Sleep is a hot commodity in our house, even more so than gold, and we like our gold. Everly slept like a dream baby right from day one. She never slept shorter than a five hour stretch; by the time she was six weeks old she was sleeping seven to eight hour stretches with twelve hours of night time sleep over all. So, naturally when we had Matthew we expected that we had the whole sleep thing down, and he would be the same. Ha ha ha ha ha (insert the most evil villian laugh that you can think of here). Parent bubble burst! We are not amazing baby sleep machine parents, we just got lucky. Matthew thinks that sleep is for mere mortals, and he has no desire for his mother to be a mere mortal.
We have tried all the tips over the last six months; white noise, swaddle, increasing milk supply, soothers, dream feeds, warm baths, lavender, co-sleeping, solid foods… the list goes on. I think the only exception would be the old formula before bed trick, we decided to stay away from that one because there is no proof that it works, on the contrary there is proof that formula will upset his breastfed tummy and cause gas. I know how pleasant gas is, we decided to spare the baby. So, tips, tricks and old wives’ tales aside, here we are now at six months post birth and still not sleeping.
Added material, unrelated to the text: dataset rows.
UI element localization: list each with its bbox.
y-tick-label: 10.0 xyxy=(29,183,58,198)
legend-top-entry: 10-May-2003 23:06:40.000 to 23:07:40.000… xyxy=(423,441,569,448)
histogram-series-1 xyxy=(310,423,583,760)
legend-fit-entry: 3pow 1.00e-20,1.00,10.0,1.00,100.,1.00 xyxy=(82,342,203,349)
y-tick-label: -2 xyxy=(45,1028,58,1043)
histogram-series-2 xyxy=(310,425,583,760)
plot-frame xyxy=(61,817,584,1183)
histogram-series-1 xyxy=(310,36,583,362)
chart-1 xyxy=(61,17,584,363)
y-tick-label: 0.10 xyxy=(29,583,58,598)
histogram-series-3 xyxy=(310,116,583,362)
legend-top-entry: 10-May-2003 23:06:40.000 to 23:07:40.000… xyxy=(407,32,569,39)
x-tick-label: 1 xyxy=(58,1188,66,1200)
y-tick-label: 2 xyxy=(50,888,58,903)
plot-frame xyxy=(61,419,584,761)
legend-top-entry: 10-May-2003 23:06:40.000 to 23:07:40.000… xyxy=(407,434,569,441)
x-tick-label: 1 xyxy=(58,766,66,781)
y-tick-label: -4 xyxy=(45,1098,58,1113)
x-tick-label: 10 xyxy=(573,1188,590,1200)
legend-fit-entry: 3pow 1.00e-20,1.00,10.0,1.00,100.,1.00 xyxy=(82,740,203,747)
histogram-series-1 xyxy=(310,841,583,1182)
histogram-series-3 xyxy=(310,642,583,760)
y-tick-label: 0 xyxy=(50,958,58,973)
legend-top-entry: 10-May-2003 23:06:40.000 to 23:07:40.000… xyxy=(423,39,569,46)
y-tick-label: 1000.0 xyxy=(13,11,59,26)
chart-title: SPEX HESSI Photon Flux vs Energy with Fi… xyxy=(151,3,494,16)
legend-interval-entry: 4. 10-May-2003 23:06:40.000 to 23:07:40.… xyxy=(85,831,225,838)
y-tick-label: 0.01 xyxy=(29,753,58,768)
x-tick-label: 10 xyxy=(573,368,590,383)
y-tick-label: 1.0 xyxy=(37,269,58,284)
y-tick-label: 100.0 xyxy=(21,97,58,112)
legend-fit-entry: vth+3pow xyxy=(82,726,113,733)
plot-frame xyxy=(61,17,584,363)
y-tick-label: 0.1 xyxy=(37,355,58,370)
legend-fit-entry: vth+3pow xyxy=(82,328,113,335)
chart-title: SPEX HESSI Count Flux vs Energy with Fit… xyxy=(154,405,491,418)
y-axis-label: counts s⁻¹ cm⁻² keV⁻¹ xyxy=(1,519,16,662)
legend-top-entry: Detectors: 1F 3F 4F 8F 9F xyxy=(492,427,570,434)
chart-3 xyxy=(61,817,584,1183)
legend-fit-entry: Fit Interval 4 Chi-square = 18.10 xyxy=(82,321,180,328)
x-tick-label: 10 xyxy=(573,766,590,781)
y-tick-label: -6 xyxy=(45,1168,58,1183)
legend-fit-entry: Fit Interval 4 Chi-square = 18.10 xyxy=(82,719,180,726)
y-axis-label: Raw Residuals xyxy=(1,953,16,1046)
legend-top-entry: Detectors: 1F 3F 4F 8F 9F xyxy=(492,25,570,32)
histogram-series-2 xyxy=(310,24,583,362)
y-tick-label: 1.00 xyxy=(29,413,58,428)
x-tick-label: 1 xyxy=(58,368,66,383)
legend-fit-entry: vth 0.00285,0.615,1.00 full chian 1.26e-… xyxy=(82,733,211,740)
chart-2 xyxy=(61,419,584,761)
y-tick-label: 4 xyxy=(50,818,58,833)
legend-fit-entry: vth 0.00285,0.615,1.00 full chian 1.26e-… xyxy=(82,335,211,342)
It’s time for a revolution. It’s time to overthrow the sleep dictator. His six month reign of terror is over. It’s time for a plan. Our house is an “attachment parenting” home, so there will be no crying it out or tough love. We tried this method with Everly and it didn’t work and I still feel SICK when I think about the whole process. I don’t have it in my heart and soul to do that again. Sorry Evie, you were the unfortunate test pilot of your parents and we shit the bed on that one. From my lengthy research on sleep gurus the last time around, I know what else is out there and I know that there is a “method” the gels better with my conscience. Now back up the truck before you think I am being all judgmental, I am not saying that the cry it out methods can’t work, don’t work, or are cruel. Cry it out methods have worked beautifully for some families that I know and I think that’s wonderful! It just doesn’t work for our family.
This is probably the point in the blog post where you are saying to yourself, “last time, again- hunh?” Yes we made the same “mistake” twice and I wouldn’t have it any other way! Sleeping for 6 months with each of my babies curled up next to me is something that I will NEVER regret. So although I make it sound like he is the bad guy, I know he isn’t. He’s just a typical baby who has adapted to the world that we have created. And now we are the jerks who are going to change everything. Why change everything now? Isn’t that cruel? Well no it’s not, because he isn’t sleeping as well as he could be and I am not either. Both of us need to sleep to be happy and healthy members of our family. If he were sleeping 8 hours next to me all night I can guarantee that I would not be attempting to put him into his own bed!
We have decided to use the No Cry Sleep Solution by Elizabeth Pantley. This method worked best with Everly and Matty seems to be having the same issues that she did- namely not being able to go to sleep on their own. Now this wouldn’t be a problem if it weren’t for all those brief awakenings during the night. Damn the shortened sleep cycles of babies and their stupid brief awakenings! At least Evie took a soother, Matthew has opinions of soothers that are similar to his opinions of daytime naps and night time sleep… My children are so stubborn and I have no clue where they get it :)-
For the last two days have been collecting our sleep data. I have been recording all of Matthew’s naps and night time sleep. When I see these numbers I think, “holy shit, no wonder I am so zombie, fried, dead tired.” NO WONDER! I will share the results at the end of the three days, along with our plan!